Arguably Korean fashion’s biggest achievements tale of the earlier several decades, Minju Kim’s delightfully frou-frou smocked attire and charming oversized coats went global right after she emerged as the much-deserved winner of Netflix’s Future in Vogue contest, earning $250,000 from Internet-a-Porter to launch a new assortment on its site. Even though Kim primarily chooses to present off timetable, she premiered her slide 2021 selection with a slick seem e book that saw her place a sharper and far more graphic spin on her girlish structure signatures. (Highlights involved bunny rabbit-adorned knits, cardigans featuring abstracted slice-out florals motivated by Edward Scissorhands, and a sequence of flouncy attire with outsized shoulders and peter pan collars.) She may possibly be 1 of the week’s far better-identified names, but with a collection that continued to move the dial forward, Kim evidently isn’t resting on her laurels.
A graduate of the London School of Fashion, Hana Cha of Hanacha Studio emerged as 1 of the week’s standouts with a selection that fused extraordinary silhouettes with painterly prints to type a unique and darkly intimate whole. Whilst the designer is known for her intellectual POV—she not too long ago completed a PhD at Seoul’s Hong-ik College on the relationship amongst the Bauhaus movement and fashion—there was a lightness of contact existing in the crystal fringing working alongside the hems of coats and jackets and the paint-spattered denim pieces. This 7 days, Cha founded herself as an remarkable new talent to preserve an eye on.

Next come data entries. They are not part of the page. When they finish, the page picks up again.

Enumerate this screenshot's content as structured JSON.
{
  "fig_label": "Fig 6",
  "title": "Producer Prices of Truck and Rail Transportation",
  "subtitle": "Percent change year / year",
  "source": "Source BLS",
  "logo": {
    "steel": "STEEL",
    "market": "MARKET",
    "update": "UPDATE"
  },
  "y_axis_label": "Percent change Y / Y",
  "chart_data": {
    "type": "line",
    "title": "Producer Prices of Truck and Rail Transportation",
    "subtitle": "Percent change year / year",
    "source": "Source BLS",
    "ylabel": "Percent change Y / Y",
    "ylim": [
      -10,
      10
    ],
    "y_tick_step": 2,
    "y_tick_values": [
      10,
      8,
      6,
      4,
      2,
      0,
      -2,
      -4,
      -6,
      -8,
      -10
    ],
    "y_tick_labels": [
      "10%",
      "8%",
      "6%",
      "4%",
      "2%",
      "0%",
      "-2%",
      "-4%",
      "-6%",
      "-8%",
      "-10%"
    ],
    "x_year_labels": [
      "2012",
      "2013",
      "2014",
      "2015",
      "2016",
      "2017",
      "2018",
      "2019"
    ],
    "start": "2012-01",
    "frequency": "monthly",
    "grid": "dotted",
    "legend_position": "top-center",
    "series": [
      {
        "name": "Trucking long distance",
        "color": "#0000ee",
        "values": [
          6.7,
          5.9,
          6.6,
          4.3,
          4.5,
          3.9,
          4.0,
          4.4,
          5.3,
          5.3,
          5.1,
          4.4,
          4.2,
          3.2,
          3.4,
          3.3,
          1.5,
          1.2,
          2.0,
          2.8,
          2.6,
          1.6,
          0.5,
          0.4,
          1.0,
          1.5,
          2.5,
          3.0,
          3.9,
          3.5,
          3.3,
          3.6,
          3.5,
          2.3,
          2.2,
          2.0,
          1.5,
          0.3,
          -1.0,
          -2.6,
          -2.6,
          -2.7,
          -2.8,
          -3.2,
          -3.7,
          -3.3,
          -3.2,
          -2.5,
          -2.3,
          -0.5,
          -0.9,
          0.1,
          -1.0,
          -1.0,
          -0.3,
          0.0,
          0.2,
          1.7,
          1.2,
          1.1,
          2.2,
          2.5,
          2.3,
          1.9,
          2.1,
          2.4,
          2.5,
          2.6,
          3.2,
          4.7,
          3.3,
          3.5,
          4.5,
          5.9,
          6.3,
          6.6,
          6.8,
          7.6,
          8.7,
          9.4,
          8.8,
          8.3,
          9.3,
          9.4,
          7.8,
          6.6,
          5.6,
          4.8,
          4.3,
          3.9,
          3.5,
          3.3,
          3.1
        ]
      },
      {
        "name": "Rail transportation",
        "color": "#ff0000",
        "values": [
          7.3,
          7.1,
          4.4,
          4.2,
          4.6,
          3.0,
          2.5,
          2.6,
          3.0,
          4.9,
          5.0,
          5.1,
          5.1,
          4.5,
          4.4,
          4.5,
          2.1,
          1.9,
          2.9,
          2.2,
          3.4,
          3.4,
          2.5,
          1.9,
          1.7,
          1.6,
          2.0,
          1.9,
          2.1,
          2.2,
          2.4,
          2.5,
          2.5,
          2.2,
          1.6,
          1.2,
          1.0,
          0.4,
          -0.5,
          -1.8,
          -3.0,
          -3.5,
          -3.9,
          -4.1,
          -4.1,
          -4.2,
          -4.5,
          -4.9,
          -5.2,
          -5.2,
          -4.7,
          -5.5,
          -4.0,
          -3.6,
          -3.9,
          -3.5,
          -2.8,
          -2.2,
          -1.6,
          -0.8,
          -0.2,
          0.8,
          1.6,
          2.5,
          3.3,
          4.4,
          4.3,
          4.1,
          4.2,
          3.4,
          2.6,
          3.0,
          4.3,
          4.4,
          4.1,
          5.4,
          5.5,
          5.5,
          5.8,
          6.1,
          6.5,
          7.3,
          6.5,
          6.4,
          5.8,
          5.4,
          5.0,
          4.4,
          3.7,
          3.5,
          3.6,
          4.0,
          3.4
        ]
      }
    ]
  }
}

When Seoul was an early outpost for genderless dressing, there’s still a wealthy tradition of inventive men’s tailoring current in the metropolis courtesy of longstanding models like Münn and Caruso. The most recent name on the block is designer HyunHo Kim of Pian, who showed his selection of off-kilter tailoring at dusk underneath a bridge on an island in the Han River. Balancing ease and comfort with a louche, dandy-esque glamour—and a final dose of Dickensian dishevelment—his tumble collection consisted of three-piece fits and peacoats slash from washed linens and addressed jeans, when Junya-esque patchwork elements were presented a refreshing update by using exposed seams and asymmetric fastenings. It was fascinating to see a menswear designer stand out as a person of the week’s most intriguing voices, not the very least with a assortment as resourceful as it was covet-deserving.
This season’s wild card was Painters, the brainchild of designer Received Jeon, who was awarded the H&M x London Faculty of Style Structure Award in 2015 prior to developing his label 3 decades ago. Possessing emerged as 1 of Seoul’s wittiest and most playful designers, Jeon’s signature topsy-turvy proportions, kaleidoscopic eye for colour, and surprising textures were being out in complete power. Warped, bulbous attire arrived wrapped around the system in cloud-like cottons and shiny bin liner blacks, when a notably memorable piece slice from a fluffy gray fake fur showcased a kangaroo-like protrusion at the midsection as beguiling as it was weird. It seems the emergent pattern for oversized, enveloping proportions is one that Jeon is fully on board with.